I got labels working via an OQ_UI2DLabel instance. But, it only faces one direction, and doesn't move around. I tried placing it as a child of the controller (works great in the VR simulator), camera, origin, etc. but it simply stays in place.

To be clear, I would like it to always be on-screen and facing the camera, like any other HUD element. In 2D, I could achieve this with a CanvasLayer and a label sub-control.

I figured out a hack of sorts. You can put OQ_UILabel2D nodes under the camera node, albeit you need to set a proper Z translation, like -0.5. It's ugly, but it works. Is there a better/preferred way?

I think what you describe is a good solution in VR and not ugly :-).
I can't think of a better way right now that would not be technically equivalent to the UILabel2D. And you want to have verything a real object in 3D space to have it rendered correct for both eyes.

Hmm. Maybe it's just me (new to 3D games as well as XR), but the solution is not immediately obvious; not only that you can't use a regular Label, but that it lives in 3D space instead of screen-space by default.

I don't know much about Godot's internals. It seems to me that the XR camera node you provided in the toolkit, renders to a viewport. Shouldn't it be possible to, say, add a CanvasLayer to that, and then add controls in "screen space" as usual?

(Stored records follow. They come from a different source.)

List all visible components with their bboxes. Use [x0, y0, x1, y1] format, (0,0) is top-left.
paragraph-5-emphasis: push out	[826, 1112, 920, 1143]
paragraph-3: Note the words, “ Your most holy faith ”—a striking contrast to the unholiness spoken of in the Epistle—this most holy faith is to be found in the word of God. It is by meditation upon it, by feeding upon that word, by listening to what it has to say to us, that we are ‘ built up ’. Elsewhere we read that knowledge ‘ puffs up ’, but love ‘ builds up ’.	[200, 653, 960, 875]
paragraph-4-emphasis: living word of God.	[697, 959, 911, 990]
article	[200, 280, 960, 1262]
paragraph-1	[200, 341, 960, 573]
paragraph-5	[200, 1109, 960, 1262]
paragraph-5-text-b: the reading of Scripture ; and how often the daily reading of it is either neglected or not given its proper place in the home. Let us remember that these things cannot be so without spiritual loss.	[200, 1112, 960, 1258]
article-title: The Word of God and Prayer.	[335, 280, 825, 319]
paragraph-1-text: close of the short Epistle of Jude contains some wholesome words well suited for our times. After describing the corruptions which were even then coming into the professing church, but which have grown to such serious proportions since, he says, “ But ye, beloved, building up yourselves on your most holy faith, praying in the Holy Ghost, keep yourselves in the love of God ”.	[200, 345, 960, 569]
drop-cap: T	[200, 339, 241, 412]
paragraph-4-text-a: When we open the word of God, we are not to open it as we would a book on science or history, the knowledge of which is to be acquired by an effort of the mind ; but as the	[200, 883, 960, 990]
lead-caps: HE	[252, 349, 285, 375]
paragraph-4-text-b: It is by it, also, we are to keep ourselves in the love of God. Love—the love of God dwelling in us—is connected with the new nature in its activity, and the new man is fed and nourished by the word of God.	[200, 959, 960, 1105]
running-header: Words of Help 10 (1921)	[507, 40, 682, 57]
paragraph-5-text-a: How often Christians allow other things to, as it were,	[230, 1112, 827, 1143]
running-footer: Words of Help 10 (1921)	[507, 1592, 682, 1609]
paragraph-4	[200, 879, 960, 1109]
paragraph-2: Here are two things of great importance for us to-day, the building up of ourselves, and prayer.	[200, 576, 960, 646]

The current process takes a lot of manual tweaking/iteration to get things to appear correctly (very painful to make a non-trivial HUD), not sure if it might be affected by lighting, environment, etc. nodes - which would be unexpected.

The problem with VR is that you need to render a separate image for each eye; these two images are different to keep up the illusion of a 3d scene. If this is not correct you will confuse the brain and induce sickness very quickly. So a simple 2d canvas will not work well.
But I agree that it is not easy to setup; and usally also very application specific to have a UI; most VR games and applications that I remeber did not use static huds but tried to add elements either into the world (like a menu screen that you can walk to) or make elements appear when you look at your wrist for example.

Makes sense. There's probably nothing more to do here, then. Thanks for the input.